Drilling further down into the numbers also reveals that Asia’s rise is being driven in large part by two hotbeds of food innovation: Singapore and China.

In Singapore—currently the only country where products from all three pillars of alternative proteins (plant-based, microbes and cultivated meat) are approved for commercial sale—investments doubled from US$85 million in 2021 to US$170 million in 2022. Similarly, investments into Chinese alternative protein startups rose from US$24 million to US$152 million—a surge of more than six times in a single year.

There’s a common thread through these two countries: in both cases, government leaders have publicly thrown their support behind alternative proteins as a key food-security solution.

In Singapore, a joint government initiative called FoodInnovate recently rolled out a new online database of local resources designed to help alternative protein firms thrive, from grant opportunities and talent recruitment tools to shared-used manufacturing facilities. By leaning into the city-state’s position as a launch pad for global climate and food security solutions, the government has created a glide path that helps alternative protein startups move quickly from ideation to pilot production and then large-scale commercialisation.

In China, the nation’s latest five-year agricultural plan explicitly spotlights cultivated meat and other “future foods” as part of its blueprint for food security—a point further reiterated in its first-ever national bioeconomy plan in 2022. President Xi Jinping has even personally signalled his support for protein diversification at a high-profile public meeting of political advisors. While GFI APAC’s latest numbers do not include public-sector investments, it’s clear from looking at this broader context that proactive government support and increased private funding go hand-in-hand.

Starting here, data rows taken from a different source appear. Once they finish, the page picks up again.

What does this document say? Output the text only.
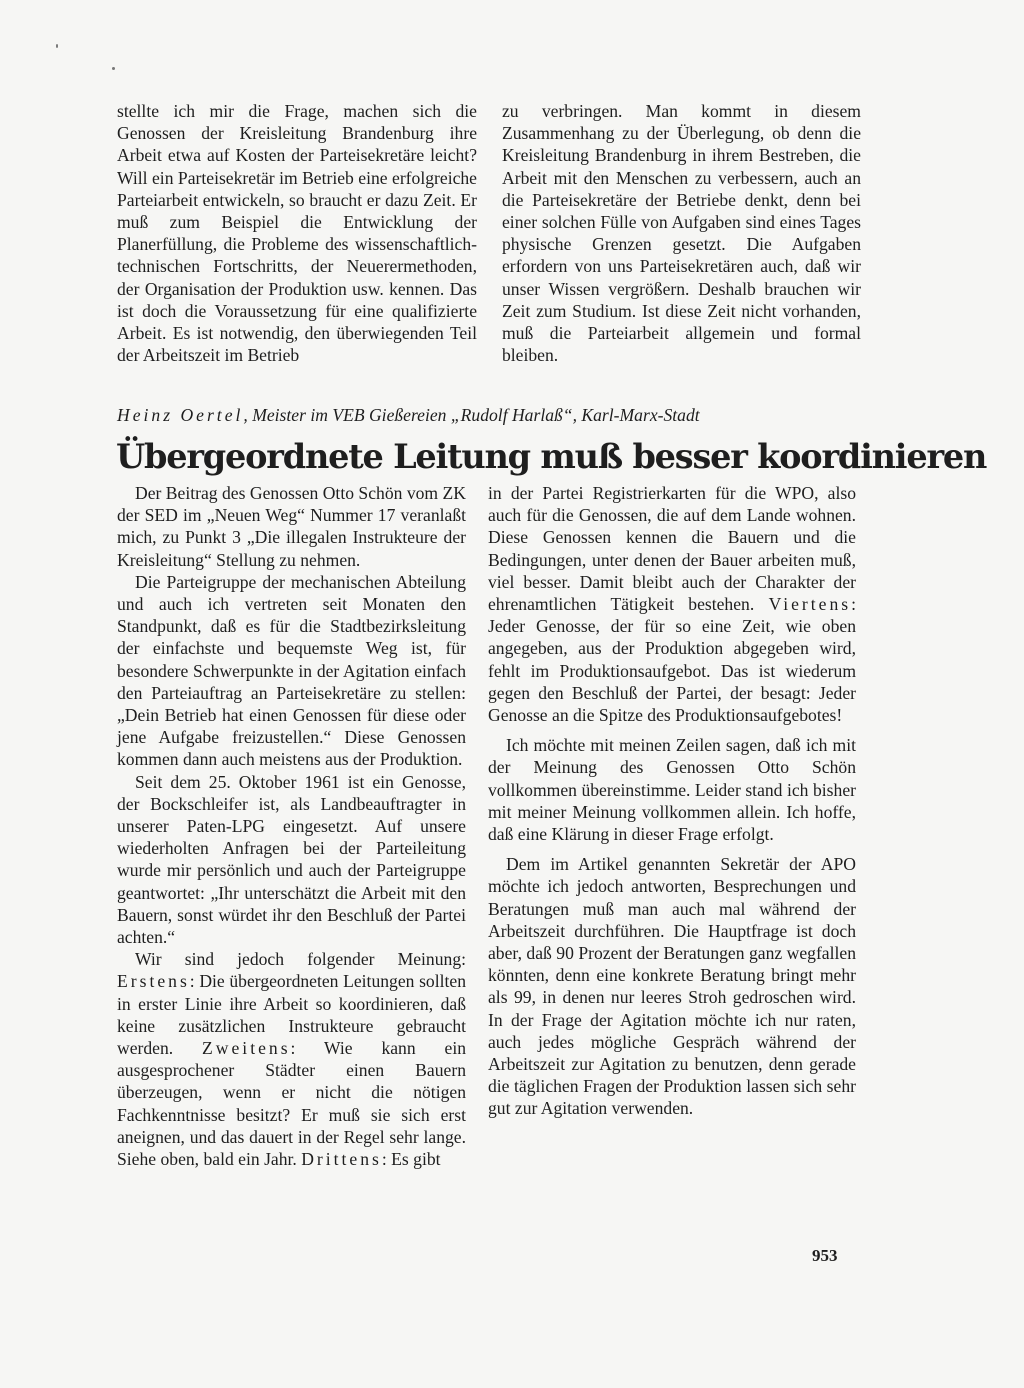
stellte ich mir die Frage, machen sich die Genossen der Kreisleitung Brandenburg ihre Arbeit etwa auf Kosten der Parteisekretäre leicht? Will ein Parteisekretär im Betrieb eine erfolgreiche Parteiarbeit entwickeln, so braucht er dazu Zeit. Er muß zum Beispiel die Entwicklung der Planerfüllung, die Probleme des wissenschaftlich-technischen Fortschritts, der Neuerermethoden, der Organisation der Produktion usw. kennen. Das ist doch die Voraussetzung für eine qualifizierte Arbeit. Es ist notwendig, den überwiegenden Teil der Arbeitszeit im Betrieb

zu verbringen. Man kommt in diesem Zusammenhang zu der Überlegung, ob denn die Kreisleitung Brandenburg in ihrem Bestreben, die Arbeit mit den Menschen zu verbessern, auch an die Parteisekretäre der Betriebe denkt, denn bei einer solchen Fülle von Aufgaben sind eines Tages physische Grenzen gesetzt. Die Aufgaben erfordern von uns Parteisekretären auch, daß wir unser Wissen vergrößern. Deshalb brauchen wir Zeit zum Studium. Ist diese Zeit nicht vorhanden, muß die Parteiarbeit allgemein und formal bleiben.

Heinz Oertel, Meister im VEB Gießereien „Rudolf Harlaß“, Karl-Marx-Stadt
Übergeordnete Leitung muß besser koordinieren

Der Beitrag des Genossen Otto Schön vom ZK der SED im „Neuen Weg“ Nummer 17 veranlaßt mich, zu Punkt 3 „Die illegalen Instrukteure der Kreisleitung“ Stellung zu nehmen.

Die Parteigruppe der mechanischen Abteilung und auch ich vertreten seit Monaten den Standpunkt, daß es für die Stadtbezirksleitung der einfachste und bequemste Weg ist, für besondere Schwerpunkte in der Agitation einfach den Parteiauftrag an Parteisekretäre zu stellen: „Dein Betrieb hat einen Genossen für diese oder jene Aufgabe freizustellen.“ Diese Genossen kommen dann auch meistens aus der Produktion.

Seit dem 25. Oktober 1961 ist ein Genosse, der Bockschleifer ist, als Landbeauftragter in unserer Paten-LPG eingesetzt. Auf unsere wiederholten Anfragen bei der Parteileitung wurde mir persönlich und auch der Parteigruppe geantwortet: „Ihr unterschätzt die Arbeit mit den Bauern, sonst würdet ihr den Beschluß der Partei achten.“

Wir sind jedoch folgender Meinung: Erstens: Die übergeordneten Leitungen sollten in erster Linie ihre Arbeit so koordinieren, daß keine zusätzlichen Instrukteure gebraucht werden. Zweitens: Wie kann ein ausgesprochener Städter einen Bauern überzeugen, wenn er nicht die nötigen Fachkenntnisse besitzt? Er muß sie sich erst aneignen, und das dauert in der Regel sehr lange. Siehe oben, bald ein Jahr. Drittens: Es gibt

in der Partei Registrierkarten für die WPO, also auch für die Genossen, die auf dem Lande wohnen. Diese Genossen kennen die Bauern und die Bedingungen, unter denen der Bauer arbeiten muß, viel besser. Damit bleibt auch der Charakter der ehrenamtlichen Tätigkeit bestehen. Viertens: Jeder Genosse, der für so eine Zeit, wie oben angegeben, aus der Produktion abgegeben wird, fehlt im Produktionsaufgebot. Das ist wiederum gegen den Beschluß der Partei, der besagt: Jeder Genosse an die Spitze des Produktionsaufgebotes!

Ich möchte mit meinen Zeilen sagen, daß ich mit der Meinung des Genossen Otto Schön vollkommen übereinstimme. Leider stand ich bisher mit meiner Meinung vollkommen allein. Ich hoffe, daß eine Klärung in dieser Frage erfolgt.

Dem im Artikel genannten Sekretär der APO möchte ich jedoch antworten, Besprechungen und Beratungen muß man auch mal während der Arbeitszeit durchführen. Die Hauptfrage ist doch aber, daß 90 Prozent der Beratungen ganz wegfallen könnten, denn eine konkrete Beratung bringt mehr als 99, in denen nur leeres Stroh gedroschen wird. In der Frage der Agitation möchte ich nur raten, auch jedes mögliche Gespräch während der Arbeitszeit zur Agitation zu benutzen, denn gerade die täglichen Fragen der Produktion lassen sich sehr gut zur Agitation verwenden.

953
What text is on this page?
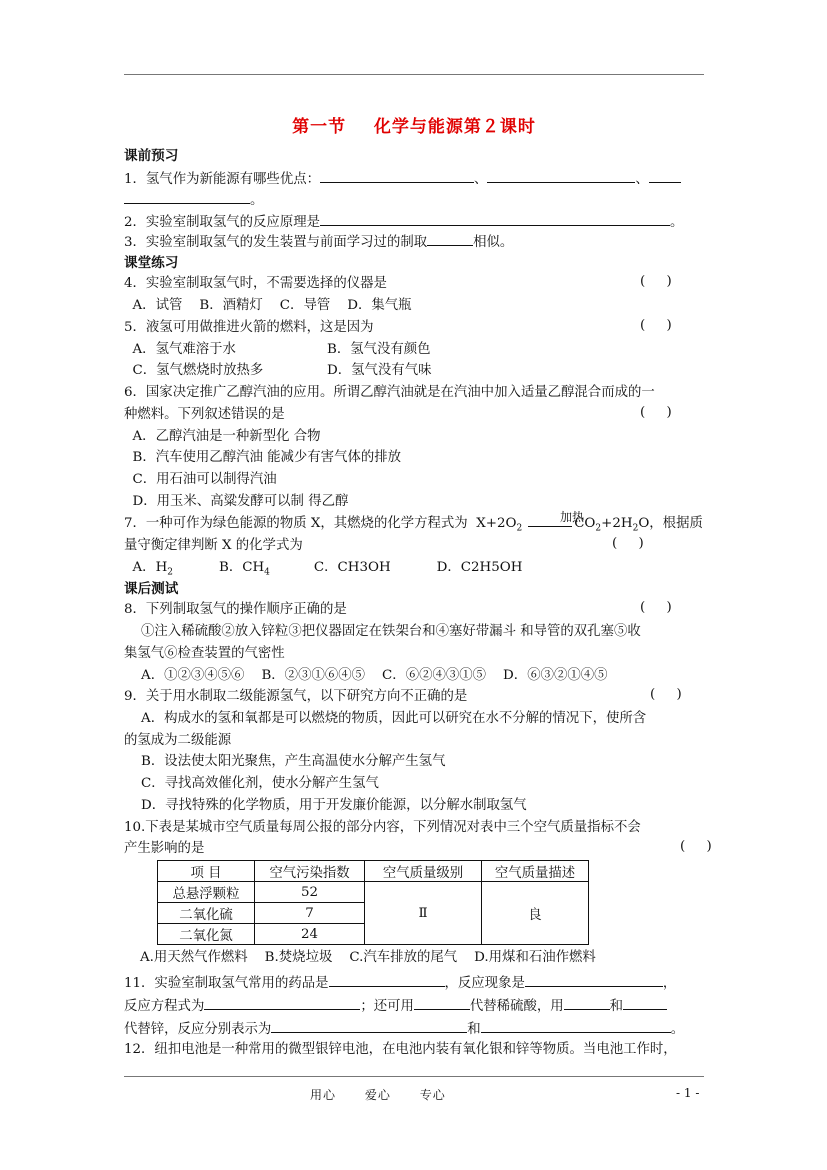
第一节    化学与能源第２课时
课前预习
1．氢气作为新能源有哪些优点：	、	、
。
2．实验室制取氢气的反应原理是	。
3．实验室制取氢气的发生装置与前面学习过的制取	相似。
课堂练习
4．实验室制取氢气时，不需要选择的仪器是	(     )
A．试管    B．酒精灯    C．导管    D．集气瓶
5．液氢可用做推进火箭的燃料，这是因为	(     )
A．氢气难溶于水	B．氢气没有颜色
C．氢气燃烧时放热多	D．氢气没有气味
6．国家决定推广乙醇汽油的应用。所谓乙醇汽油就是在汽油中加入适量乙醇混合而成的一
种燃料。下列叙述错误的是	(     )
A．乙醇汽油是一种新型化 合物
B．汽车使用乙醇汽油 能减少有害气体的排放
C．用石油可以制得汽油
D．用玉米、高粱发酵可以制 得乙醇
7．一种可作为绿色能源的物质 X，其燃烧的化学方程式为  $X+2O_2$	$CO_2+2H_2O$，根据质
加热
量守衡定律判断 X 的化学式为	(     )
A．$H_2$	B．$CH_4$	C．CH3OH	D．C2H5OH
课后测试
8．下列制取氢气的操作顺序正确的是	(     )
①注入稀硫酸②放入锌粒③把仪器固定在铁架台和④塞好带漏斗 和导管的双孔塞⑤收
集氢气⑥检查装置的气密性
A．①②③④⑤⑥    B．②③①⑥④⑤    C．⑥②④③①⑤    D．⑥③②①④⑤
9．关于用水制取二级能源氢气，以下研究方向不正确的是	(     )
A．构成水的氢和氧都是可以燃烧的物质，因此可以研究在水不分解的情况下，使所含
的氢成为二级能源
B．设法使太阳光聚焦，产生高温使水分解产生氢气
C．寻找高效催化剂，使水分解产生氢气
D．寻找特殊的化学物质，用于开发廉价能源，以分解水制取氢气
10.下表是某城市空气质量每周公报的部分内容，下列情况对表中三个空气质量指标不会
产生影响的是	(     )
项 目	空气污染指数	空气质量级别	空气质量描述
总悬浮颗粒	52	Ⅱ	良
二氧化硫	7		
二氧化氮	24		
A.用天然气作燃料    B.焚烧垃圾    C.汽车排放的尾气    D.用煤和石油作燃料
11．实验室制取氢气常用的药品是	，反应现象是	，
反应方程式为	；还可用	代替稀硫酸，用	和
代替锌，反应分别表示为	和	。
12．纽扣电池是一种常用的微型银锌电池，在电池内装有氧化银和锌等物质。当电池工作时，
用心      爱心      专心	- 1 -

Encouraging as these figures are, industry watchers hope that this is the beginning—not the end—of the story. Despite its recent growth, the regional alternative protein sector’s success is by no means inevitable, according to leading financial experts. Only through many years of sustained public and private funding mobilisation—including from key investment institutions that currently are still on the sidelines—will it be possible for Asia to ramp up production of innovative foods like plant-based and cultivated meat in the massive quantities the continent needs.

“Asia is the manufacturing engine that powers many of the world’s most important industries, but engines don’t just start themselves,” says Matthew Spence, Managing Director and Global Head of Venture Capital Banking at Barclays. “Deep institutional investments from sovereign wealth funds, pension funds, and creative capital sources are key to propelling the global alternative protein sector forward and sustaining a building boom big enough to meet this moment.”

 

Ryan Huling is Senior Communications Manager at the Good Food Institute APAC, Asia’s leading alternative protein think tank.

A version of this column first appeared in The Business Times.